Similarly, sexual and feeding behavior, while
largely conserved at the neural system level, is also expressed behaviorally in diverse ways within mammals. For example, although androgen activity in the hypothalamus is important in all male mammals, the semen delivery process varies in males, in part because of different approaches required given the configuration of the male and female body (e.g., Pfaff, 1999). This is perhaps most dramatically illustrated by the lordosis posture of female rats. The male cannot insert his penis into the vaginal cavity of a female unless she arches her back to adopt this posture, http://www.selleckchem.com/products/Fasudil-HCl(HA-1077).html which is regulated by the binding of estrogen during the fertile phase of her cycle (Pfaff, 1999 and Blaustein, 2008). Further, some mammals use their snouts when eating and others their paws/hands, but the core circuits described above nevertheless regulate the various homeostatic and behavioral functions required to regulate energy and nutritional supplies. Thus, the responses used by survival circuits to achieve survival goals can be species-specific even though the circuit is largely species-general (obviously, there must be some differences in circuitry, at least in terms
of motor output circuitry for different kinds of behaviors, but the core circuit is conserved). By focusing on the selleck chemicals llc evolved function of a circuit (defense, reproduction, energy and nutrition maintenance, fluid balance, thermoregulation), rather than on the actual responses controlled by the circuit, a species-independent set of criteria emerge for defining brain systems that detect
significant events and control responses that help meet the challenges and opportunities posed Aciclovir by those events.
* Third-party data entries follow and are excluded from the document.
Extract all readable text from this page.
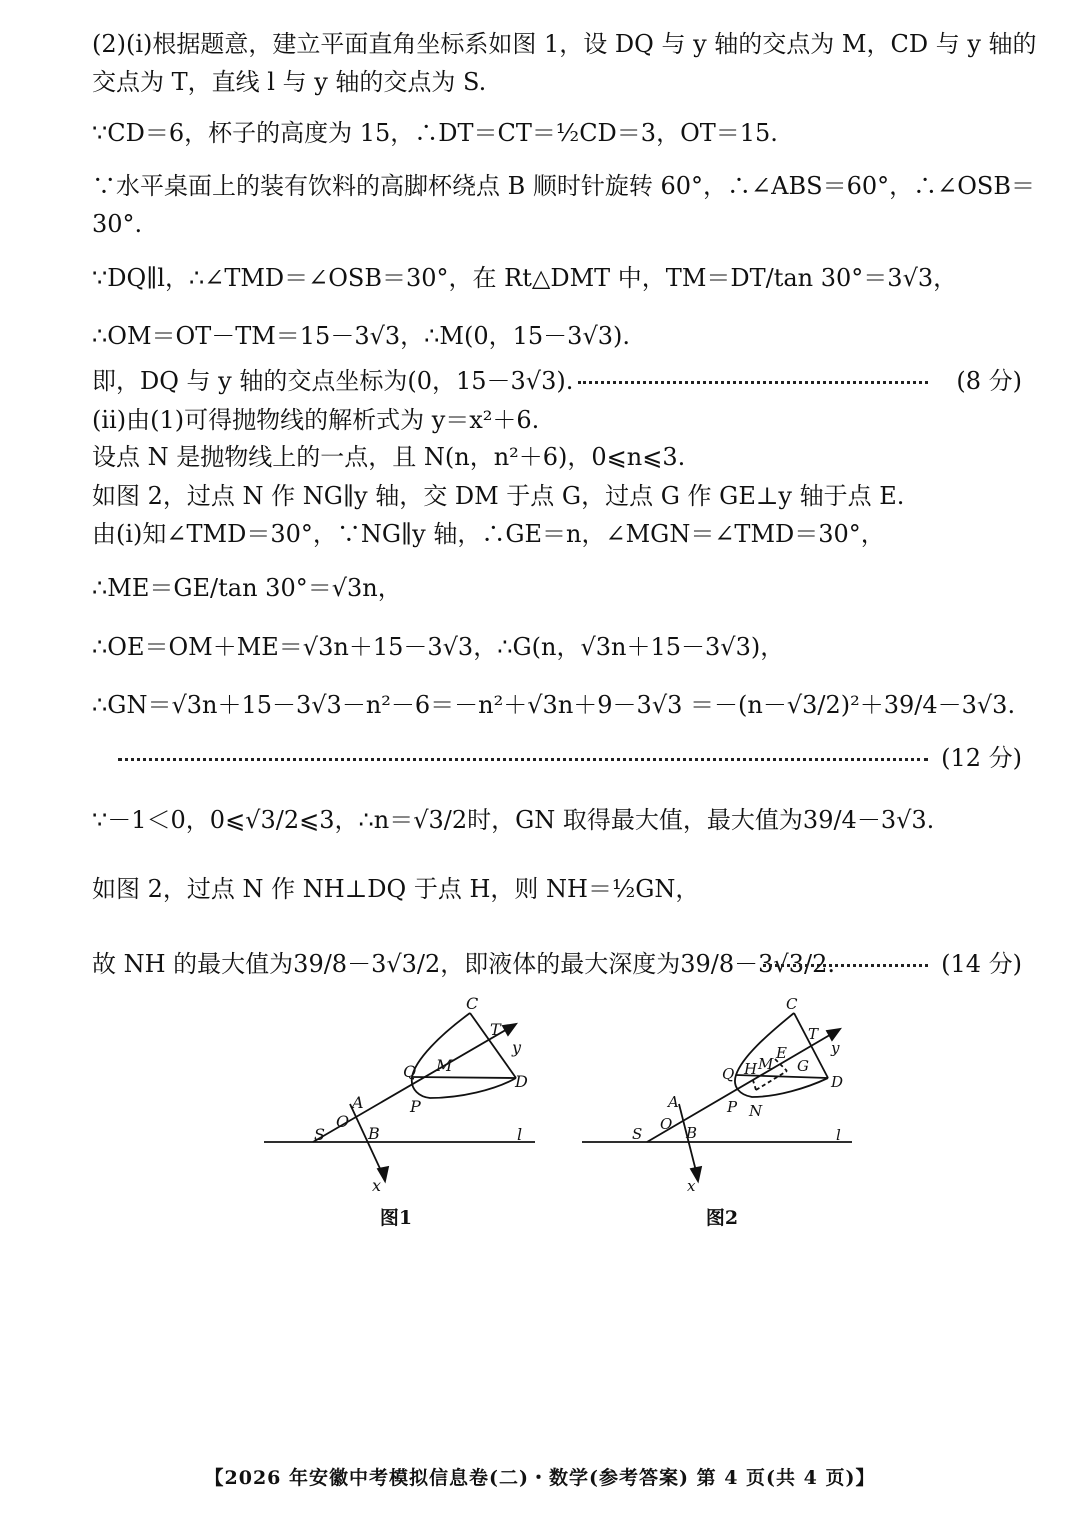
(2)(ⅰ)根据题意，建立平面直角坐标系如图 1，设 DQ 与 y 轴的交点为 M，CD 与 y 轴的
交点为 T，直线 l 与 y 轴的交点为 S.
∵CD＝6，杯子的高度为 15，∴DT＝CT＝½CD＝3，OT＝15.
∵水平桌面上的装有饮料的高脚杯绕点 B 顺时针旋转 60°，∴∠ABS＝60°，∴∠OSB＝
30°.
∵DQ∥l，∴∠TMD＝∠OSB＝30°，在 Rt△DMT 中，TM＝DT/tan 30°＝3√3，
∴OM＝OT－TM＝15－3√3，∴M(0，15－3√3).
即，DQ 与 y 轴的交点坐标为(0，15－3√3).	(8 分)
(ⅱ)由(1)可得抛物线的解析式为 y＝x²＋6.
设点 N 是抛物线上的一点，且 N(n，n²＋6)，0⩽n⩽3.
如图 2，过点 N 作 NG∥y 轴，交 DM 于点 G，过点 G 作 GE⊥y 轴于点 E.
由(ⅰ)知∠TMD＝30°，∵NG∥y 轴，∴GE＝n，∠MGN＝∠TMD＝30°，
∴ME＝GE/tan 30°＝√3n，
∴OE＝OM＋ME＝√3n＋15－3√3，∴G(n，√3n＋15－3√3)，
∴GN＝√3n＋15－3√3－n²－6＝－n²＋√3n＋9－3√3 ＝－(n－√3/2)²＋39/4－3√3.
(12 分)
∵－1＜0，0⩽√3/2⩽3，∴n＝√3/2时，GN 取得最大值，最大值为39/4－3√3.
如图 2，过点 N 作 NH⊥DQ 于点 H，则 NH＝½GN，
故 NH 的最大值为39/8－3√3/2，即液体的最大深度为39/8－3√3/2.	(14 分)
C
T
y
Q M
D
A	P
O
S	B	l
x
图1
C
T
y
Q H M
E
G
D
A	P N
O
S	B	l
x
图2
【2026 年安徽中考模拟信息卷(二)・数学(参考答案) 第 4 页(共 4 页)】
A key component of a survival circuits is a mechanism for computing circuit-specific stimulus information. A defense circuit needs to be activated by stimuli related to predators, potentially harmful conspecifcs, and other potential sources of harm, and not be triggered by potential mates or food items. The goal of such computational networks is to determine whether circuit-specific triggers are present in the current situation, and, if a trigger is detected, to initiate hard-wired (innate) responses that are appropriate to the computed evaluation. Such responses are automatically released (in the ethological sense—see Tinbergen, 1951, Lorenz, 1981 and Manning, 1967) by trigger stimuli. The nature of behavioral responses released by survival circuit triggers should be briefly discussed. Activation of a survival circuit elicits behavioral responses on the spot in some cases (e.g.